In 2002, several countries, including Colombia, signed the Andean Charter for the Promotion and Protection of Human Rights in Guayaquil, Ecuador. This charter recognized sexual orientation as a protected category against discrimination.

Between 2007 and 2008, the Constitutional Court of Colombia ruled that same-sex couples have the same rights and obligations as heterosexual couples. This included recognizing common-law marriages between people of the same sex and providing legal protection for these relationships.
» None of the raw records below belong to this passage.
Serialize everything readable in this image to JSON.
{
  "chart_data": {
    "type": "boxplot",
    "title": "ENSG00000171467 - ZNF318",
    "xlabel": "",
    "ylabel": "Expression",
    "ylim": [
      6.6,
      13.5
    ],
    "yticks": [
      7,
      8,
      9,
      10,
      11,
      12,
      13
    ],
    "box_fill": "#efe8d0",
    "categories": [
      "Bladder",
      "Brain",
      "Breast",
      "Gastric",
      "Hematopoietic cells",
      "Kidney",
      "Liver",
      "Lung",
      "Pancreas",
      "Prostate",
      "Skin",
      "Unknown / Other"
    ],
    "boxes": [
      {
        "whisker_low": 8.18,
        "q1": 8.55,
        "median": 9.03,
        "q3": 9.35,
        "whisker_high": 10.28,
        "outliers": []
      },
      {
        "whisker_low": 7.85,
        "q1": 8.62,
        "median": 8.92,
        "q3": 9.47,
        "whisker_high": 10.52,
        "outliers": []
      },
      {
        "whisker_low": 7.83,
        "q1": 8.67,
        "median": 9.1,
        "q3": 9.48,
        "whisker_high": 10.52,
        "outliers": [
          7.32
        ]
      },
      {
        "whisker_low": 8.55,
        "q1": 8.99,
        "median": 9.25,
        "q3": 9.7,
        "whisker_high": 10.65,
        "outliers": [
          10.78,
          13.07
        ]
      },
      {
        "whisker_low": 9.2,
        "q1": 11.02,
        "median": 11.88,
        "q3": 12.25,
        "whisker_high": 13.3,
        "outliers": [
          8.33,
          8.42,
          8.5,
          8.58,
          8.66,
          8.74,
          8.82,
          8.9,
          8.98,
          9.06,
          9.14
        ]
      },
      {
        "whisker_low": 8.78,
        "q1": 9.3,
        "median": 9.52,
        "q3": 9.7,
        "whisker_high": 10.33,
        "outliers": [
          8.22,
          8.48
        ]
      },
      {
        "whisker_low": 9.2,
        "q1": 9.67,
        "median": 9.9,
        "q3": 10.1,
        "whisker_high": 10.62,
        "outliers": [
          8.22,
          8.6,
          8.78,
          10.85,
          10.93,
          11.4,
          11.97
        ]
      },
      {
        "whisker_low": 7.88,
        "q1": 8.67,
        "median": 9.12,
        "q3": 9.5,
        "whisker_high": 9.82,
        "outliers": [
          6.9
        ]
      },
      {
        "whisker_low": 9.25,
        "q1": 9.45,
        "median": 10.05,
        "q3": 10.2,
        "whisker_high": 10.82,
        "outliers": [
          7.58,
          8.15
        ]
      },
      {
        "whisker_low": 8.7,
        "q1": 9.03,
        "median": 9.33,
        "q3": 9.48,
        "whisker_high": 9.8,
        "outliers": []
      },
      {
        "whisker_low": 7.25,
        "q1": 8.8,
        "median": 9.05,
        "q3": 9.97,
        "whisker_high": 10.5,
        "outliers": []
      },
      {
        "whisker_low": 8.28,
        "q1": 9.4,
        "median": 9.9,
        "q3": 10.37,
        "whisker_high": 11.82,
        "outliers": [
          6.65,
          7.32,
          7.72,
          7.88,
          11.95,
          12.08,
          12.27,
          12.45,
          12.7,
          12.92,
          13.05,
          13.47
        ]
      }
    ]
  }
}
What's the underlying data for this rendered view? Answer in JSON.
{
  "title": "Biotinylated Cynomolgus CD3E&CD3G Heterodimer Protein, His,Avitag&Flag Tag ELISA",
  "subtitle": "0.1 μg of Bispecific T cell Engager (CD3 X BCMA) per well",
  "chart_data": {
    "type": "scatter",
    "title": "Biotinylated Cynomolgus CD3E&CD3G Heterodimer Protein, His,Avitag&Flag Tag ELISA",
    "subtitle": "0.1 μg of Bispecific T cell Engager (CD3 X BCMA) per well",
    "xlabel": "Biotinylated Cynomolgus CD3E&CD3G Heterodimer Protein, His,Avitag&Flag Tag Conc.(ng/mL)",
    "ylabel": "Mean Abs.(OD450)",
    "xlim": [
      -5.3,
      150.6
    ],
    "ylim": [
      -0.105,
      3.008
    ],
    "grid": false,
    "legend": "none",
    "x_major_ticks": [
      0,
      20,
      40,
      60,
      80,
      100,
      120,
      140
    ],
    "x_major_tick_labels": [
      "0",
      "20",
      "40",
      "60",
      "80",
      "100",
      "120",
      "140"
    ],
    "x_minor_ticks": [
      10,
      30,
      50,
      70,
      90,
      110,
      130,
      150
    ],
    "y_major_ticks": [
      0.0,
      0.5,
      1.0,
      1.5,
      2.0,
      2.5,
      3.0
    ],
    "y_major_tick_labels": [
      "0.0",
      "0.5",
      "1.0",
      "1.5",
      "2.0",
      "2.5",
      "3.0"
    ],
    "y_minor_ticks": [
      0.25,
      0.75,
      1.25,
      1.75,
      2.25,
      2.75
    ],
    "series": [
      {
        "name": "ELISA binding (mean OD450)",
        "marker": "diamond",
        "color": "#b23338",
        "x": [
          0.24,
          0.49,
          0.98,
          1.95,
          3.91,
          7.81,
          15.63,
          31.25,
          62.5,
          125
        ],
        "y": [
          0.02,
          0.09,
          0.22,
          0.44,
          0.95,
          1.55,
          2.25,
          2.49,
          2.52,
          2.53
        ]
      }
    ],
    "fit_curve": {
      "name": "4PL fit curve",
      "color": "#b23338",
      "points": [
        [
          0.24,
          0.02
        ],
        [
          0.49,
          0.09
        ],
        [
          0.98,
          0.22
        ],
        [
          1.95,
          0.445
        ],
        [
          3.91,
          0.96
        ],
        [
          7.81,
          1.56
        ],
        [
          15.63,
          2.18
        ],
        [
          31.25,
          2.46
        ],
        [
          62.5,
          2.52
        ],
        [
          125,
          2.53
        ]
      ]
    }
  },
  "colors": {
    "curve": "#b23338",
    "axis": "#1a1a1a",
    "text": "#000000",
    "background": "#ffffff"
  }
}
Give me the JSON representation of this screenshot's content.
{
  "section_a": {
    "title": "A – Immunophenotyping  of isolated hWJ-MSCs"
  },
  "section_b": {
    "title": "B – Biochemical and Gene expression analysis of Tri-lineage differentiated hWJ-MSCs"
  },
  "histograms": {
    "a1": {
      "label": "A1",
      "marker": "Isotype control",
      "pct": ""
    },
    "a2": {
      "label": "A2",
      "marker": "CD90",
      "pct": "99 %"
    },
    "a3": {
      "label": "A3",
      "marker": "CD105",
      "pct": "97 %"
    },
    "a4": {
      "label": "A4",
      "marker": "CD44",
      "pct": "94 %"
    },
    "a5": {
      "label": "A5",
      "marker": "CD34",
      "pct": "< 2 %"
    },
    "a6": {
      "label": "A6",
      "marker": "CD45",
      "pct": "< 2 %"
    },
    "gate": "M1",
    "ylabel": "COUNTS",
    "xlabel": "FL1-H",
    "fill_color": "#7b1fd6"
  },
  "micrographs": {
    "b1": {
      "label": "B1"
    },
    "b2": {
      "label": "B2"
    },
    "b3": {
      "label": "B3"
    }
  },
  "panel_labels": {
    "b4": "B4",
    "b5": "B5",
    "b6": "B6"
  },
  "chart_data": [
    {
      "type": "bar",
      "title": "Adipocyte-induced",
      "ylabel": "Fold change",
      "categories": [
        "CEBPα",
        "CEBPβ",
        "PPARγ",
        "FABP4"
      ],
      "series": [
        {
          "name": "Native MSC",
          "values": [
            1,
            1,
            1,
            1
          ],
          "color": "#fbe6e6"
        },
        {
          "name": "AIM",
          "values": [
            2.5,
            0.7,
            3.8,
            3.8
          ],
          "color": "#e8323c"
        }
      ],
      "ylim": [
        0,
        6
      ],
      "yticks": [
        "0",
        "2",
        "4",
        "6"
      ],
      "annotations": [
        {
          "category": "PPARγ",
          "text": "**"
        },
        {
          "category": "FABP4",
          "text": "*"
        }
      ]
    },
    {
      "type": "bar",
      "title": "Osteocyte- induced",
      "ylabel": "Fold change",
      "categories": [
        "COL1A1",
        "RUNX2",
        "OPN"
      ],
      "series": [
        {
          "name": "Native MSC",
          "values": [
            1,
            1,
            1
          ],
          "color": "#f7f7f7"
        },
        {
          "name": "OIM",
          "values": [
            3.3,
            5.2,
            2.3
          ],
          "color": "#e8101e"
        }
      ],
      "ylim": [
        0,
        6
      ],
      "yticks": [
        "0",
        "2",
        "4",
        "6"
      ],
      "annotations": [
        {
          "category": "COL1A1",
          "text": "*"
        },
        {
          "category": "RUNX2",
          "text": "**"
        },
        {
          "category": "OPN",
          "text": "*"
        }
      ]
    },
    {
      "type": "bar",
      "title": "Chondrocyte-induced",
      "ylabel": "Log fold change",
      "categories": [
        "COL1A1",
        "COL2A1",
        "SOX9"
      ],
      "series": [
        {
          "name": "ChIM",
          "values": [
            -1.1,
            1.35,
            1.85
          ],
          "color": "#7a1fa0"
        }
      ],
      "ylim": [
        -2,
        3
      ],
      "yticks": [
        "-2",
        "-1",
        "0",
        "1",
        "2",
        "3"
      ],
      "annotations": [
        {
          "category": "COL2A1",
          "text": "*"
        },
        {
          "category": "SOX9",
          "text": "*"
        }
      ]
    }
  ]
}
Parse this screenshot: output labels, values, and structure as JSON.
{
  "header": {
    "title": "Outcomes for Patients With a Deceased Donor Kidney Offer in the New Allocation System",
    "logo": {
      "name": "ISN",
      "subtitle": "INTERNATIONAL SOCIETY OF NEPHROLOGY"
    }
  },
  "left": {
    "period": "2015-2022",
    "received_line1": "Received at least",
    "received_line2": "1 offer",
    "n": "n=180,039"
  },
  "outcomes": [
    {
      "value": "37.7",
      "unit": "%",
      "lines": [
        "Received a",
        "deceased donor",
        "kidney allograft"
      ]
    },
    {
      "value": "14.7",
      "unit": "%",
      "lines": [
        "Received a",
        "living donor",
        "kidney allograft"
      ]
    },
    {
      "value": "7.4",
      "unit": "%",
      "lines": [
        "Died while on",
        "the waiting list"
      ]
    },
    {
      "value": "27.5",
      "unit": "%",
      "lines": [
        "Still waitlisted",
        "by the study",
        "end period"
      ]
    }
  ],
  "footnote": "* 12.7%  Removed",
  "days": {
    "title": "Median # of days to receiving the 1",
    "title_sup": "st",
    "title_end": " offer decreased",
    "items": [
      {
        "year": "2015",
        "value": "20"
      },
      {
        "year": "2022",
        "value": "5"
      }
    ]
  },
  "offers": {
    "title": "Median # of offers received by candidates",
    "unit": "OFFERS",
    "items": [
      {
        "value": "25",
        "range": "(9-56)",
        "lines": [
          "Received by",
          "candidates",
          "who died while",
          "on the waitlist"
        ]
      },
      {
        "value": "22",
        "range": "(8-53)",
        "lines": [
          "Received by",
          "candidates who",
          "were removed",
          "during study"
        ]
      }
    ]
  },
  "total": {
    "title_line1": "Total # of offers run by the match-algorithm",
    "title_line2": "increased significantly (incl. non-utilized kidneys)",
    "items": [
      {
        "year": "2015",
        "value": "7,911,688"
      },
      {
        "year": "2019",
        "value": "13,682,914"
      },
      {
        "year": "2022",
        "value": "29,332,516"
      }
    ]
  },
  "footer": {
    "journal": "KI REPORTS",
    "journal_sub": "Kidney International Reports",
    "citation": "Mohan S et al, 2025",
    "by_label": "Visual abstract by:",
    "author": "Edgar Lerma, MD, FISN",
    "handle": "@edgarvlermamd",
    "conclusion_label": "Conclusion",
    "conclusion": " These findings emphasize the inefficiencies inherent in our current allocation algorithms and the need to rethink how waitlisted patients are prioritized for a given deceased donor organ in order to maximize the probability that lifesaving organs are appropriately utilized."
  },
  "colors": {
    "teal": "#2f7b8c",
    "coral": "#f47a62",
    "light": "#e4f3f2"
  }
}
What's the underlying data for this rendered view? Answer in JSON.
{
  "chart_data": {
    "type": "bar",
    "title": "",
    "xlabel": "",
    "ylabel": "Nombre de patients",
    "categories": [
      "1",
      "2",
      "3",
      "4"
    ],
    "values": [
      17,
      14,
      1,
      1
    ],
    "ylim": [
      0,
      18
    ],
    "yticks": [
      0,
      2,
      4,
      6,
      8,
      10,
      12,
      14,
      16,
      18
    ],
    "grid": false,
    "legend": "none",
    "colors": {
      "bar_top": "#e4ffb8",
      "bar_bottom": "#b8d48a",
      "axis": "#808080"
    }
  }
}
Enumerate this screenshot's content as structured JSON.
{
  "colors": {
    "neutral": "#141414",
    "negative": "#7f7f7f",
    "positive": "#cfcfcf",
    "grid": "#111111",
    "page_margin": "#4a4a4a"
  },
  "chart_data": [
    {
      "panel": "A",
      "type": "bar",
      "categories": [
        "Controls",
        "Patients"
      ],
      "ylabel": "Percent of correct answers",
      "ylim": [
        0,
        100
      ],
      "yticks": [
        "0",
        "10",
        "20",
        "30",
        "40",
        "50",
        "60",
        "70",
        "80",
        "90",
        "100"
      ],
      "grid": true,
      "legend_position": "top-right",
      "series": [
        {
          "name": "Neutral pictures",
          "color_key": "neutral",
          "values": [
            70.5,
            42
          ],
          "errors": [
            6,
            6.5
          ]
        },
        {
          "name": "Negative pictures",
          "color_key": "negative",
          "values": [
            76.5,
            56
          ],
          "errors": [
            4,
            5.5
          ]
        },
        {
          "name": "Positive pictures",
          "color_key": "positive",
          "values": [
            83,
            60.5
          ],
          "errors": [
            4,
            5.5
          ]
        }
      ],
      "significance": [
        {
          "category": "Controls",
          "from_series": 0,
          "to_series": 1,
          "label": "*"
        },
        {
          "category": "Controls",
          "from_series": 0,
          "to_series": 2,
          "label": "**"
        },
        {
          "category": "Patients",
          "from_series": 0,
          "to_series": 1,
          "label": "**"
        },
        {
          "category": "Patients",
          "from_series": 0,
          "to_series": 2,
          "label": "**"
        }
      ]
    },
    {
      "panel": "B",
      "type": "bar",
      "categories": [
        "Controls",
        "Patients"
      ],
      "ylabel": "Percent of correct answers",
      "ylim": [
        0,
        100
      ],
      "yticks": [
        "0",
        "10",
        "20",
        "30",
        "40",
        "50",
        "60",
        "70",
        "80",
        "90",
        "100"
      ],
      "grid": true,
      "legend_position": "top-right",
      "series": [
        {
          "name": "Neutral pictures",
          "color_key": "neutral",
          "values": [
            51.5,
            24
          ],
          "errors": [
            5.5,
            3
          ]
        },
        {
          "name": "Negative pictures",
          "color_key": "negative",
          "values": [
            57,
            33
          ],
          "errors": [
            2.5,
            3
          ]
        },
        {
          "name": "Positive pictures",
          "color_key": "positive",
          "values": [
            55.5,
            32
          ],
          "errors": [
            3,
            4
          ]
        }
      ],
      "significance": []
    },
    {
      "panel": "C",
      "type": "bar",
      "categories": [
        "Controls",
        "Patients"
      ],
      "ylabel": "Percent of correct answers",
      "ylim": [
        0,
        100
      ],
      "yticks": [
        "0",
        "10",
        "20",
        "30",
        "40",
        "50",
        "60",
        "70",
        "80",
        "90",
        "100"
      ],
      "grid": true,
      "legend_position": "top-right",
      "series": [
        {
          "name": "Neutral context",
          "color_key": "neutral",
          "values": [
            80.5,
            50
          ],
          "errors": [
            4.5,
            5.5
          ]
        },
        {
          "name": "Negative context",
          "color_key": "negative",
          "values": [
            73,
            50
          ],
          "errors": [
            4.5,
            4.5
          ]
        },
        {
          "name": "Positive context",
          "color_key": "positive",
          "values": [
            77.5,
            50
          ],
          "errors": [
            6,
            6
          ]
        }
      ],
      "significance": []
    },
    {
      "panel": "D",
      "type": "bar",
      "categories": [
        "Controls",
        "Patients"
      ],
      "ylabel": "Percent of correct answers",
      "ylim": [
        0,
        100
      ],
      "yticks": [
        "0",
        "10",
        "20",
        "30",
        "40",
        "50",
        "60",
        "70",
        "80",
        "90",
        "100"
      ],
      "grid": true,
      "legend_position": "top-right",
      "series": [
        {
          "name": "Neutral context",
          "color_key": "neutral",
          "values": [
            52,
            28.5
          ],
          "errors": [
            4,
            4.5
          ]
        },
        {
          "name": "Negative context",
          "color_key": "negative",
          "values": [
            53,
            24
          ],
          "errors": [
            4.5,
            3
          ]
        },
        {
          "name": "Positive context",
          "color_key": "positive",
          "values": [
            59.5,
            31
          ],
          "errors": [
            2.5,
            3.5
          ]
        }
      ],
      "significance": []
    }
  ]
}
In 2012, the Constitutional Court ruled in its ruling T-248 that sexual orientation does not pose a risk to blood donation. In this ruling, the Court ordered the Ministry of Health to review current regulations and eliminate selection criteria based on sexual orientation. It argued that the risk of contracting infectious diseases depends on risky behavior, not sexual orientation. Furthermore, it emphasized that blood banks already test all donations for HIV, making it unnecessary to use sexual orientation as an exclusion criterion. The ruling also urges the Ministry of Health to train health professionals and laboratories to conduct surveys and interviews with potential donors regardless of their sexual orientation.

On November 5, 2015, the Colombian Constitutional Court issued a landmark ruling allowing same-sex couples to adopt children. In its ruling, the Court established that adoption agencies could not discriminate against LGBT couples during the adoption process.

On April 28, 2016, Colombia's Constitutional Court issued a landmark ruling allowing same-sex marriage in the country. This decision guaranteed that same-sex couples had the right to marry and access all the associated legal benefits and responsibilities.

In 2022, Jeison Vásquez Borja, a journalist and LGBT activist, was murdered in Medellín. The city's mayor, Daniel Quintero, condemned the incident and offered a reward for information leading to the killers' arrest.

In 2023, the head Colombian National Police, Henry Sanabria, was removed from his high position due to sexist, homophobic, and ultra-religious comments made during a televised interview.